Four out of five groups of attendees polled during the session supported plans to convert the area into a nature preserve, according to Community Board 5 District Manager Gary Giordano.
Other plans included filling in the reservoir basins and replacing them with baseball and soccer fields and a hybrid plan where only one of three basins, the largest one, would be converted into a recreational sport area.
The fifth group, who Giordano described as baseball players from Brooklyn, supported the hybrid plan.
Giordano is pressing parks officials to use $10 million of the $50 million allocated to the project to repair six ailing baseball fields at nearby Highland Park. The remaining $40 million would fund the removal of invasive plants species, improvements to pathways, and the creation of an education center at the reservoir’s pump house.
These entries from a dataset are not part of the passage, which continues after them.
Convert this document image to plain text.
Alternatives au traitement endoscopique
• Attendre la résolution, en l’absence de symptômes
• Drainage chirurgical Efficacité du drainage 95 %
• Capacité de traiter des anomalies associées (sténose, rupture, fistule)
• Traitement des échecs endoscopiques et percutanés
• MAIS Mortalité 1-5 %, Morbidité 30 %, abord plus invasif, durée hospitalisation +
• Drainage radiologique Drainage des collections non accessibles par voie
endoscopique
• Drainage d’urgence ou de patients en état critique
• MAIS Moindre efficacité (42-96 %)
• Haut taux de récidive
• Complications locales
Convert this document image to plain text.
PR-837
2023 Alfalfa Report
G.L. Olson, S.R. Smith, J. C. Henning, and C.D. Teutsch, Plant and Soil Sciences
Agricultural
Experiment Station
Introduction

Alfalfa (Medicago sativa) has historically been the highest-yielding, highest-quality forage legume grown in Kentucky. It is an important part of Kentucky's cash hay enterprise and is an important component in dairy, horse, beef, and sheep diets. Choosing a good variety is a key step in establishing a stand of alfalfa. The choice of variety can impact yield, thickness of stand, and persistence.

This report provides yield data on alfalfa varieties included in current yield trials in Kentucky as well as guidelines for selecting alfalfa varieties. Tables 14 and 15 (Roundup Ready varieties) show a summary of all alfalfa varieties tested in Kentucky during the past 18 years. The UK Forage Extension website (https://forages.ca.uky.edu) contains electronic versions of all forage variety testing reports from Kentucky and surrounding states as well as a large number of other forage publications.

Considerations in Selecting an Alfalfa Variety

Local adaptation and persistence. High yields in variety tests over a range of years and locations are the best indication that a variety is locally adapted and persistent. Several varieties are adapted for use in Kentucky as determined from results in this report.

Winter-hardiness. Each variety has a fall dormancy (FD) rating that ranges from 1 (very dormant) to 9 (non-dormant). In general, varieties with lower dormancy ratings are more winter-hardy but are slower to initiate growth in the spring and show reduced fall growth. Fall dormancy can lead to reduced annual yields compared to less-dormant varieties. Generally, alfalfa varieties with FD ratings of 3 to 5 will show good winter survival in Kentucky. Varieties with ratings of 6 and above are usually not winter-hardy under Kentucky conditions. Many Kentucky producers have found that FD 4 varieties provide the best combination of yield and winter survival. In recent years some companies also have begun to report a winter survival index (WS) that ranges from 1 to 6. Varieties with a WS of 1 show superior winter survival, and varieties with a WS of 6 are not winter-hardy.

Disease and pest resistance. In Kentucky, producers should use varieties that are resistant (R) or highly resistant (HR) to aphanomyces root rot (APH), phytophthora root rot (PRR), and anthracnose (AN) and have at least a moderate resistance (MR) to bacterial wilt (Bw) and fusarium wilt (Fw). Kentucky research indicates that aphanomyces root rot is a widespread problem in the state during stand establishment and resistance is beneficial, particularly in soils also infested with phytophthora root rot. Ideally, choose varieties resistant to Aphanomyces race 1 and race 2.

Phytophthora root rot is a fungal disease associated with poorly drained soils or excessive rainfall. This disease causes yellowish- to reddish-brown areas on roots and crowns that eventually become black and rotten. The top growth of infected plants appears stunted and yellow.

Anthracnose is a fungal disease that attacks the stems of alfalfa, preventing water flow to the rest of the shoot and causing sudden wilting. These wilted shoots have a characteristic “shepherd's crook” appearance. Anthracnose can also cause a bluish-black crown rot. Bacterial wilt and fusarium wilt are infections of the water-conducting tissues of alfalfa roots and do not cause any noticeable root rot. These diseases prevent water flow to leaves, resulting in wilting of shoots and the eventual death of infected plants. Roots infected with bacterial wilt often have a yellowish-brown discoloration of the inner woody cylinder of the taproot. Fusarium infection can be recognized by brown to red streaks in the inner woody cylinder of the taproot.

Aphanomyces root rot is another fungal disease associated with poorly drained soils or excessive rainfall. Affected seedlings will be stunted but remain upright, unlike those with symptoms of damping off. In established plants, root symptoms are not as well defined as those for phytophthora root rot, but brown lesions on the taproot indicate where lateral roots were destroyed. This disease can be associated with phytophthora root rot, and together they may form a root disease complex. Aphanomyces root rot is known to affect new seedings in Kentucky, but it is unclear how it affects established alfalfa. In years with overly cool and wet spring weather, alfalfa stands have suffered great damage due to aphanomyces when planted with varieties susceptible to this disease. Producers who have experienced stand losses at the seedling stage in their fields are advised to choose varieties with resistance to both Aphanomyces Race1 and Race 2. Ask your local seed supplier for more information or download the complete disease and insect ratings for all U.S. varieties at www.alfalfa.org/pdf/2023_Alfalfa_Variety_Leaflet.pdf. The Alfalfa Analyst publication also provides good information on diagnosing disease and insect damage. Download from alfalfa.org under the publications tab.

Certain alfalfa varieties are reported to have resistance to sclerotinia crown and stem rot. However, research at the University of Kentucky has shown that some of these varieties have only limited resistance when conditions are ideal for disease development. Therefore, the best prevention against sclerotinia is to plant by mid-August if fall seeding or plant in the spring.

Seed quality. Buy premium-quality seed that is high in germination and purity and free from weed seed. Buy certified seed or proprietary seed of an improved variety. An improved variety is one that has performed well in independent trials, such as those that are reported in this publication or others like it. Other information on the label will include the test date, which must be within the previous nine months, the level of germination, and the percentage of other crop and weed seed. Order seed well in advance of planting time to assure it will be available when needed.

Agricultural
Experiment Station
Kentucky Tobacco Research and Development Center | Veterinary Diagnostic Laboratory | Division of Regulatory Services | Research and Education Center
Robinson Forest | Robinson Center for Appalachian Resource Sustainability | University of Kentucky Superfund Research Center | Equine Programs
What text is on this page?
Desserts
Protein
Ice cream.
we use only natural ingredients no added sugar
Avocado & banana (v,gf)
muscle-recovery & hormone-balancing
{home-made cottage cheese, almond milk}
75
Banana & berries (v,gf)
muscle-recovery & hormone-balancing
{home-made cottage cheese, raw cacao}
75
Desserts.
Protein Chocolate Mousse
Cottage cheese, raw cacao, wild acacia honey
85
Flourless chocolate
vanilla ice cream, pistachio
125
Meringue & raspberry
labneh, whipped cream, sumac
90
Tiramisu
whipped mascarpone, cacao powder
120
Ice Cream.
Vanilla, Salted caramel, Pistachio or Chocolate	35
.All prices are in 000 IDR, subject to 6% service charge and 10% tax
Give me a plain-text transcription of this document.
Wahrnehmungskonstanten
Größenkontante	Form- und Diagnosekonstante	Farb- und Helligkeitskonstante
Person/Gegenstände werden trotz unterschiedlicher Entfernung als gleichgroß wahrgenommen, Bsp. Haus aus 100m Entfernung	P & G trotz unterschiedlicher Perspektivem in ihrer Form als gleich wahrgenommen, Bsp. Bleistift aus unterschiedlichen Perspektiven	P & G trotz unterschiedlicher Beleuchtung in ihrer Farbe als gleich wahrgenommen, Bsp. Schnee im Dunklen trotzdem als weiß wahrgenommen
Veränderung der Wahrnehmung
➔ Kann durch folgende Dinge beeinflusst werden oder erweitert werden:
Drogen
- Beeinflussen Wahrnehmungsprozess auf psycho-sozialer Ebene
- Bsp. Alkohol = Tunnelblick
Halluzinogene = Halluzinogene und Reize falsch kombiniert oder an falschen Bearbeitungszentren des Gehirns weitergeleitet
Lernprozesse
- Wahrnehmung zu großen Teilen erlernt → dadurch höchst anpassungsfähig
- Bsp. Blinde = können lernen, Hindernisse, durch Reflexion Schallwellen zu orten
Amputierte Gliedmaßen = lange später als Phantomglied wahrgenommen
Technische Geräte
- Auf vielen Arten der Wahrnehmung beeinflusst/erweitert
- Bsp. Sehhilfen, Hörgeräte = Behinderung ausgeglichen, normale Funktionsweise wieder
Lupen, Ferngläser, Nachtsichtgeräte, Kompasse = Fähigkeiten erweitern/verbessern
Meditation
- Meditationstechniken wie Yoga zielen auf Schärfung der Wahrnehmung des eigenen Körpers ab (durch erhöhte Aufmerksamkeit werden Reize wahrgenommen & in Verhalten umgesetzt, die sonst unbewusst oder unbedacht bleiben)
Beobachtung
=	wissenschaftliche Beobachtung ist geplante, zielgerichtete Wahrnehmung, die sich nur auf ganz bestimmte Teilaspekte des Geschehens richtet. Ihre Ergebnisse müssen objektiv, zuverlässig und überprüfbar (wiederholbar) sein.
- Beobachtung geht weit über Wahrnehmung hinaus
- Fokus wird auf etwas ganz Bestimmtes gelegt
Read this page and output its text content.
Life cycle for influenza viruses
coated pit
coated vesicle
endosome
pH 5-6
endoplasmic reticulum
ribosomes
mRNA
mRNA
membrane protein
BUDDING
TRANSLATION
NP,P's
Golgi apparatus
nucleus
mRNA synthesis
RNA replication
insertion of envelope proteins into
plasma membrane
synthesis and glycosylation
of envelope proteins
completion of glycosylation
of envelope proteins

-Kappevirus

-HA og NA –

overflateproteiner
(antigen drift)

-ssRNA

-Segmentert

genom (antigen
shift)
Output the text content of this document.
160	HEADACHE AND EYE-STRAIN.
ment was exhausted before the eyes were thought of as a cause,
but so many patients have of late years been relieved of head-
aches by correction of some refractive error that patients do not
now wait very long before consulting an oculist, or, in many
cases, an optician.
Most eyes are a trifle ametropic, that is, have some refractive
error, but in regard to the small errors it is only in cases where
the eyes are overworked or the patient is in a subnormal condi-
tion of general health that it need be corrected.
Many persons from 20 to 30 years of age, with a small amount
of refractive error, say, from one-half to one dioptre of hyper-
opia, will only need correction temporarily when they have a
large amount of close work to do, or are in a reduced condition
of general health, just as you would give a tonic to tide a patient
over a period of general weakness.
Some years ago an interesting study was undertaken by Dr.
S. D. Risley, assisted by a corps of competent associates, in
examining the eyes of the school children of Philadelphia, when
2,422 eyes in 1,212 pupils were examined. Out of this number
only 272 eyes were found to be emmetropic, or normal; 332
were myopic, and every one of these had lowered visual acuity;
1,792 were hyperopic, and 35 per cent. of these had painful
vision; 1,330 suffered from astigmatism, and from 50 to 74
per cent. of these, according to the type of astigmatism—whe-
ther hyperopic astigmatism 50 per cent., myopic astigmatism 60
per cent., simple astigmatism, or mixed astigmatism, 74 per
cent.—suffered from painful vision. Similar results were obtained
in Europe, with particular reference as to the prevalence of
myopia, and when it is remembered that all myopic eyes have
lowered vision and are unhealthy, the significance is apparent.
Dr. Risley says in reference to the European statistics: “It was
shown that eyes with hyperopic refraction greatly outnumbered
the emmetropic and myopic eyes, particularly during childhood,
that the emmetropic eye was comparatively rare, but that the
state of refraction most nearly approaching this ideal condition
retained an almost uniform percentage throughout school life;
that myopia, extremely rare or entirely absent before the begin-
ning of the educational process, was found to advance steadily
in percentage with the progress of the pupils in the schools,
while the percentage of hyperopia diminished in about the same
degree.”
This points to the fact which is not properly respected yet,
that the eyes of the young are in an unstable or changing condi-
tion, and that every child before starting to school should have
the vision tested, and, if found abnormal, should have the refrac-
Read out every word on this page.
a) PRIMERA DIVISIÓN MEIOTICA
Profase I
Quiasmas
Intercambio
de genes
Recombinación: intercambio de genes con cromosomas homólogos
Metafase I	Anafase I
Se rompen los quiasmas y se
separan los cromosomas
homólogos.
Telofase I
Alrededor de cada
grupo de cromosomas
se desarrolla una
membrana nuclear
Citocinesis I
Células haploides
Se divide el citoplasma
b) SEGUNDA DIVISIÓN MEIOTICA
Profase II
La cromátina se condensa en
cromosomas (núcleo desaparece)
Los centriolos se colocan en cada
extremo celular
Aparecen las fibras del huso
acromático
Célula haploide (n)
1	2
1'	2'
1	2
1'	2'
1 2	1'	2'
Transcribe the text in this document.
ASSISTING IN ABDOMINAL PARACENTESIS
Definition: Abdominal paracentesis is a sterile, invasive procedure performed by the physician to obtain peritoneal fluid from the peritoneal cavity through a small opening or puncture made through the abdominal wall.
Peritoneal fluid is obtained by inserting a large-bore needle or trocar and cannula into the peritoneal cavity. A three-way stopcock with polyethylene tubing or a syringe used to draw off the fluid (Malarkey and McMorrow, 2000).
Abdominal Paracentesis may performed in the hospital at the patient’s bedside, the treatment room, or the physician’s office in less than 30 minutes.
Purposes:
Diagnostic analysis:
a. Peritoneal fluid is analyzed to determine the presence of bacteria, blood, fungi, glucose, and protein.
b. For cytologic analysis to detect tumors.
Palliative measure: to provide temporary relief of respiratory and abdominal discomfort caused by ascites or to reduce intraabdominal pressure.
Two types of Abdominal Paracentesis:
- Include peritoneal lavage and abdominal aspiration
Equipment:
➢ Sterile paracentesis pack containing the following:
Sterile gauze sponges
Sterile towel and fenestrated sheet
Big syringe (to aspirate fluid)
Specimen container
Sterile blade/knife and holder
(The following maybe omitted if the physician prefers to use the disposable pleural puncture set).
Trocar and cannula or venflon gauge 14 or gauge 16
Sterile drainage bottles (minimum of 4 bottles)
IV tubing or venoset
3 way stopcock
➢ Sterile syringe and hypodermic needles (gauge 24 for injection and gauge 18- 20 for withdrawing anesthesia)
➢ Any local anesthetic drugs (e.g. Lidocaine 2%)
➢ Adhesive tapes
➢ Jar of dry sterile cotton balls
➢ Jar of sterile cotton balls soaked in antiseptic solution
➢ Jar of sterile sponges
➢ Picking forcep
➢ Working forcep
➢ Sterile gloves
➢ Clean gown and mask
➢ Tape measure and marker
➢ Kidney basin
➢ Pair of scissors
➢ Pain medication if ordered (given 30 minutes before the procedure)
“Why put ballfields in what is really a natural habitat when you can reconstruct ball fields that already exist,” Giordano said. “You have fields there now, why invade the natural habitat before you figure out how you can improve the fields that already exist? And by improving the fields that already exist, they would potentially have a much better place to play ball much sooner.”
The listening sessions will presumably determine the park’s final form in phase two of the reservoir’s development.
Phase one began last month with promises of increased lighting, steps and benches as well as new perimeter fences to help secure the area.
The project was awarded to Mark K. Morrison Associates, an award winning Manhattan based landscape architecture firm. The company was also required to produce the three development plans under the contract. The complete plan calls for $7.7 million in initial work to secure the area, followed by a $50 million development project slated for 2010.
The reservoir’s declining condition became the center of a battle between preservationists and developers in recent years.
City Comptroller Bill Thompson shot down proposals by Mayor Mike Bloomberg to convert the reservoir into a sports field last June, citing the ecological importance of the space.
“This plan flies in the face of Mayor Michael Bloomberg’s widely hailed environmental blueprint, which bemoans the loss of the city’s natural areas,” Thompson wrote, protesting the plan. “The Parks Department’s own scientific consultants have warned against disturbing the reservoir, an area they call ‘highly significant for the biodiversity of New York City and the region.”
The Mayor’s plan proposed filling one of eight bodies of water that comprise the reservoir and converting the space into a baseball field.
A final public hearing on the development plans will take place in the coming weeks, after which one will be selected and design work will begin.
The reservoir, located on the border of Brooklyn and Queens, was created in 1848 to provide drinking water to Brooklyn. But it was converted to a back-up in 1959 and finally taken off-line in 1989. The site is now a natural haven for plants, turtles, fish, frogs and more than 137 bird species -- including eight rare species on the National Audubon Society’s “Watch List.”